We evaluate the model in two ways. Firstly, we focus just on the predictive component. In the predictive setting we are in, we would like to minimize the difference between players’ actual scores and their predicted scores generated by the model. A simple summary measure is the mean-squared prediction error, defined as:

$\frac{1}{n} \sum_{i} (Score_{i} - Predicted_{i})^{2}$

where $i$ is indexing the unit of observation (a specific year-tournament-round-player observation), and $n$ is the sample size. The smaller is the mean-squared prediction error, the better our model is fitting the data. It is important to evaluate the model using data that was not used to estimate the model (for reasons such as “overfitting”). In practice, overfitting is likely not an issue in this setting simply because we cannot explain that much of the variation in daily scores with the model. We estimate the model only using data for 2005-2015, and evaluate the model using data for 2016. The choice of which regressors to include in the regressions, as well as the most appropriate choice of threshold level, is informed by their respective effects on the mean-squared prediction error.

The second method through which we evaluate the model is what has been termed “calibration” among certain forecasting pundits. Given that our model generates probabilistic forecasts (i.e. Player “A” has a 2.6 % chance of winning this event) it should be the case that the forecasts actually match up with reality. That is, when the model says an event should happen “x” percent of the time, we would hope that in reality this event does happen roughly “x” percent of the time. The main limitation to this method of evaluation is sample size. If the model is predicting certain events to happen only a small percentage of the time, then we need to have many predictions that fall into this range to get an accurate sense of how closely the model matches reality. Using the 2016 data, we have 5625 observations at our disposal (this is the number of tournaments * field size). We group predictions for our four outcomes of interest (winning, top 5, top 25, cut) into small categories defined by their probability of occurrence (ex: 0% < Prob(Win) < 3%, or 42% < Prob(Made Cut) < 45%). Then, for those players with predictions that fell into a certain category, we calculate what the actual probability turned out to be. For example, in 2016, the model predicted a win probability (for a player at a tournament) between 3% – 6% 149 times.
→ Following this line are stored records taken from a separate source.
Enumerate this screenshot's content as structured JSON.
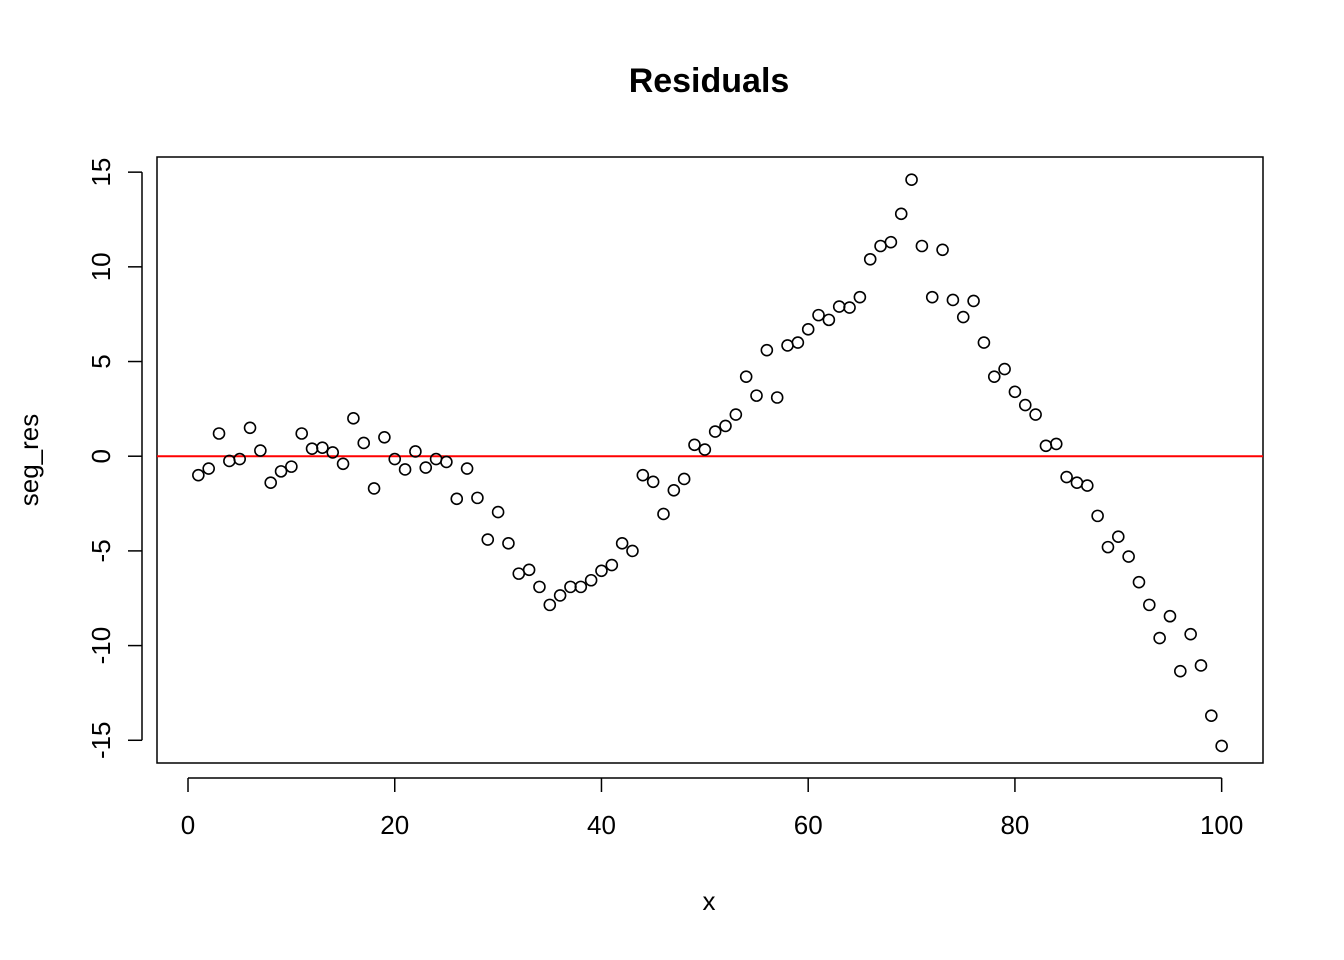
{
  "chart_data": {
    "type": "scatter",
    "title": "Residuals",
    "xlabel": "x",
    "ylabel": "seg_res",
    "xlim": [
      -3,
      104
    ],
    "ylim": [
      -16.2,
      15.8
    ],
    "xticks": [
      0,
      20,
      40,
      60,
      80,
      100
    ],
    "yticks": [
      -15,
      -10,
      -5,
      0,
      5,
      10,
      15
    ],
    "xtick_labels": [
      "0",
      "20",
      "40",
      "60",
      "80",
      "100"
    ],
    "ytick_labels": [
      "-15",
      "-10",
      "-5",
      "0",
      "5",
      "10",
      "15"
    ],
    "grid": false,
    "reference_line": {
      "y": 0,
      "color": "#ff0000"
    },
    "point_color": "#000000",
    "x": [
      1,
      2,
      3,
      4,
      5,
      6,
      7,
      8,
      9,
      10,
      11,
      12,
      13,
      14,
      15,
      16,
      17,
      18,
      19,
      20,
      21,
      22,
      23,
      24,
      25,
      26,
      27,
      28,
      29,
      30,
      31,
      32,
      33,
      34,
      35,
      36,
      37,
      38,
      39,
      40,
      41,
      42,
      43,
      44,
      45,
      46,
      47,
      48,
      49,
      50,
      51,
      52,
      53,
      54,
      55,
      56,
      57,
      58,
      59,
      60,
      61,
      62,
      63,
      64,
      65,
      66,
      67,
      68,
      69,
      70,
      71,
      72,
      73,
      74,
      75,
      76,
      77,
      78,
      79,
      80,
      81,
      82,
      83,
      84,
      85,
      86,
      87,
      88,
      89,
      90,
      91,
      92,
      93,
      94,
      95,
      96,
      97,
      98,
      99,
      100
    ],
    "y": [
      -1.0,
      -0.65,
      1.2,
      -0.25,
      -0.15,
      1.5,
      0.3,
      -1.4,
      -0.8,
      -0.55,
      1.2,
      0.4,
      0.45,
      0.2,
      -0.4,
      2.0,
      0.7,
      -1.7,
      1.0,
      -0.15,
      -0.7,
      0.25,
      -0.6,
      -0.15,
      -0.3,
      -2.25,
      -0.65,
      -2.2,
      -4.4,
      -2.95,
      -4.6,
      -6.2,
      -6.0,
      -6.9,
      -7.85,
      -7.35,
      -6.9,
      -6.9,
      -6.55,
      -6.05,
      -5.75,
      -4.6,
      -5.0,
      -1.0,
      -1.35,
      -3.05,
      -1.8,
      -1.2,
      0.6,
      0.35,
      1.3,
      1.6,
      2.2,
      4.2,
      3.2,
      5.6,
      3.1,
      5.85,
      6.0,
      6.7,
      7.45,
      7.2,
      7.9,
      7.85,
      8.4,
      10.4,
      11.1,
      11.3,
      12.8,
      14.6,
      11.1,
      8.4,
      10.9,
      8.25,
      7.35,
      8.2,
      6.0,
      4.2,
      4.6,
      3.4,
      2.7,
      2.2,
      0.55,
      0.65,
      -1.1,
      -1.4,
      -1.55,
      -3.15,
      -4.8,
      -4.25,
      -5.3,
      -6.65,
      -7.85,
      -9.6,
      -8.45,
      -11.35,
      -9.4,
      -11.05,
      -13.7,
      -15.3
    ]
  }
}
The actual win probability for this group of players in 2016 was 4% – therefore the model did quite well in this instance. In general, the categories for which we have a large number of predictions (for example, many players have predicted win probabilities in the range of 0%-2%, or cut probabilities in the range of 50%-52%), the model forecasts match the data quite nicely.

This note will be continually updated as we make changes to the model – it is still a work in progress.

Footnotes

1. Given the massive advances in predictive algorithms in the machine learning literature in recent years, it seems like there could be much to gain by adopting one of these more complex techniques in estimating the predicted component in our model. However (keeping in mind that my opinion is certainly not an expert one in this area), I think there is little to gain by adding complexity in this specific setting simply because there is not a great deal of variation in daily scores (our outcome variable) that can be successfully predicted. These complex algorithms are useful for uncovering highly non-linear relationships between the predictors and the outcomes (I think of image recognition using pixels as inputs as an example of this). However, I don’t think these complex non-linear relationships exist in our specific application. For that reason, linear regression (which, of course, is still quite flexible due to the possibility of including higher-order terms) appears to be sufficient for our purposes.